CONCLUSION What the Future Holds

MANY PEOPLE love to speculate on what the next big thing is going to be, whether it’s the next killer app, or service, or what have you. The tools we use will come and go; even by the time you’re reading this, half the tools I mention throughout the book could be out the window. Rather than focus on what’s going to replace Twitter (or what may have replaced Twitter already—hello, people of The Future!), we should tackle some of the coming concepts that will enhance our ability to create change in the world.

First, the problems of information overload detailed in the previous chapters will start to wane as two things happen: Culturally, we’ll adapt a more wide-angle-lens, holistic view of our information stream; and technologically, we’ll develop tools that attach relevance and meaning to the data coming at us. With nuanced, relevant info, more granular control over our own data, and a better mindset to process all of it, we’ll be more equipped to share meaningful pieces of our lives and opinions.

The web is rapidly evolving from a one-dimensional platform of information, where information is passed back and forth and it’s largely up to humans to determine its meaning, to a multilayered platform called the Semantic Web.1 The semantic what? Let’s break this down: Semantic pertains to “meaning,” right? So, many engineers, including the guy who created the World Wide Web, Sir Tim Berners-Lee, are working on adding meaning to all that information out there.

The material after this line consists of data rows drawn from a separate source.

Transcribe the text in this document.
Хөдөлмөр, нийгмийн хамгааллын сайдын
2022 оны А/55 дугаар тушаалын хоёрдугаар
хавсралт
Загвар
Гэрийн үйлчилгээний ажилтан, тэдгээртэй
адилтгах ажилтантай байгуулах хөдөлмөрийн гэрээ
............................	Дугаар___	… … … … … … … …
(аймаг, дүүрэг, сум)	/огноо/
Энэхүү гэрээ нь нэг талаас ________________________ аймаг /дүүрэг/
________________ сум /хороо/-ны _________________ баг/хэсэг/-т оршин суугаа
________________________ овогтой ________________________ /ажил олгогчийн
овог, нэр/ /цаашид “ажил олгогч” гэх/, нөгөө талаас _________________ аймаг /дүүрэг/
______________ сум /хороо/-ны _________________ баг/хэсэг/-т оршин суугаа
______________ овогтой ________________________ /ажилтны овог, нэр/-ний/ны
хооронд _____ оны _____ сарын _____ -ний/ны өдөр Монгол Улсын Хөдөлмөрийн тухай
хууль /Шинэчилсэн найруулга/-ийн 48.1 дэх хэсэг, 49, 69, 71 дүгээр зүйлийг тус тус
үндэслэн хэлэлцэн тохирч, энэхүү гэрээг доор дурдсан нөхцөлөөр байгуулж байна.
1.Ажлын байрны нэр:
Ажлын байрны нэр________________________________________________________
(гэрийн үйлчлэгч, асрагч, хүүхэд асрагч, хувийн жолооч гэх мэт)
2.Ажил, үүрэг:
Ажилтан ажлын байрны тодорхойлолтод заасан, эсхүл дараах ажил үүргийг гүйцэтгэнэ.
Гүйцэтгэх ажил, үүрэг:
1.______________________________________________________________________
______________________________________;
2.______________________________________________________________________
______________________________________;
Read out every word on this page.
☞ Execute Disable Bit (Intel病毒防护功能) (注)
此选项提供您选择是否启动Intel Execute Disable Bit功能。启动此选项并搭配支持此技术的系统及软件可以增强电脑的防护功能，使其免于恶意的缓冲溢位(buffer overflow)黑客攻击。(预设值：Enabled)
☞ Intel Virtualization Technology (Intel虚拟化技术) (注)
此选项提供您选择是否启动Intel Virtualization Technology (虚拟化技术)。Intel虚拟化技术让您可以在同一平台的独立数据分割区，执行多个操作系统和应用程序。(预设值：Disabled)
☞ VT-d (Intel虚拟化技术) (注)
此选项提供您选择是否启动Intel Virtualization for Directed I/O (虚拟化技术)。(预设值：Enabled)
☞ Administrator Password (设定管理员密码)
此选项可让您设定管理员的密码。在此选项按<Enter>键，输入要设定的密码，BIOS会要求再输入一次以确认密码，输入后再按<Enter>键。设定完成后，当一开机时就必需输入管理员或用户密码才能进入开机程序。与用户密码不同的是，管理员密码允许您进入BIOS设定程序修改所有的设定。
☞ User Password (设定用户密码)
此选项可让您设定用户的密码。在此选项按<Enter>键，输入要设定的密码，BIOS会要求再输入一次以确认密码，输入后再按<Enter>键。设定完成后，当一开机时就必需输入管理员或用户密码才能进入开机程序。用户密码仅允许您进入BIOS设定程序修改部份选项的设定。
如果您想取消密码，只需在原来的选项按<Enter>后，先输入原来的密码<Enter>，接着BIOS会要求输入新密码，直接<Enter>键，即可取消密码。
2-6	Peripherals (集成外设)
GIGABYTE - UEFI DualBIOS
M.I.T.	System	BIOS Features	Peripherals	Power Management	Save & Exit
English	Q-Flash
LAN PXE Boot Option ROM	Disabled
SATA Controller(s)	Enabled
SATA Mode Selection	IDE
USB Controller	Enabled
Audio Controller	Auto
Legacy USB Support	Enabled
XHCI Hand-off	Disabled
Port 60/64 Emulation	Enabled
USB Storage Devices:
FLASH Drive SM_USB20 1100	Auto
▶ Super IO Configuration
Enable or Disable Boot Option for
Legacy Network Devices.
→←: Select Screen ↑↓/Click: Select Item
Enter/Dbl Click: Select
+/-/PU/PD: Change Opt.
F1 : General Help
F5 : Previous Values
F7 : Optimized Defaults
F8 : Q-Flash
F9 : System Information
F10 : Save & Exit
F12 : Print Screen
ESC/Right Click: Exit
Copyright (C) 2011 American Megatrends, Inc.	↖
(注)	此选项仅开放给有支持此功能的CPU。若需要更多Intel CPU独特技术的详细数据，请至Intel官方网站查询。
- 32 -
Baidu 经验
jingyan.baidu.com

For example, instead of publishing just a straight news story with a headline, a photo, and content, Semantic Web applications will be able to attach other relevant data to that story—pointers (a type of invisible link) to the people, places, and subjects referenced in the story, perhaps pointers to public records like Senate bills or local laws, and so on. This will all be done automatically, without the need for humans to create the links themselves.

The benefit of adding all of this relevant, relationship-oriented information is that web developers can then build applications that sift and filter according to readers’ overt specifications, or based on a profile that they’ve filled out, or via any other of myriad ways that tech people can come up with. Not only will this help cut down the amount of noise we experience, but it will also help us to find other people who are interested in the same things we are, or who are like us in some respect.

The serendipity that creates that kind of discovery is powerful. It feeds into the very human, primal drive that often puts us into social networks to begin with: to know that we are not alone. Matched with the element of surprise, connecting and sharing with other human beings creates an experience that is unfailingly moving and often simply delightful. We remark on what a “small world” it is when we find two people in our social networks who know each other independently from us; the truth is, it is a small world, getting smaller with each new relationship. Imagine that feeling of serendipity applied to discovering news, actions, and social change, and sharing becomes a network of support and empathy, not to mention a whole movement.

Not long from now, web and Internet technologies will have set the stage for each of us to have more intuitive experiences as we explore our world, online and off, and fundamentally connect to each other. It will be through pure joy that we find common ground, share our experiences, and then fight the good fight together.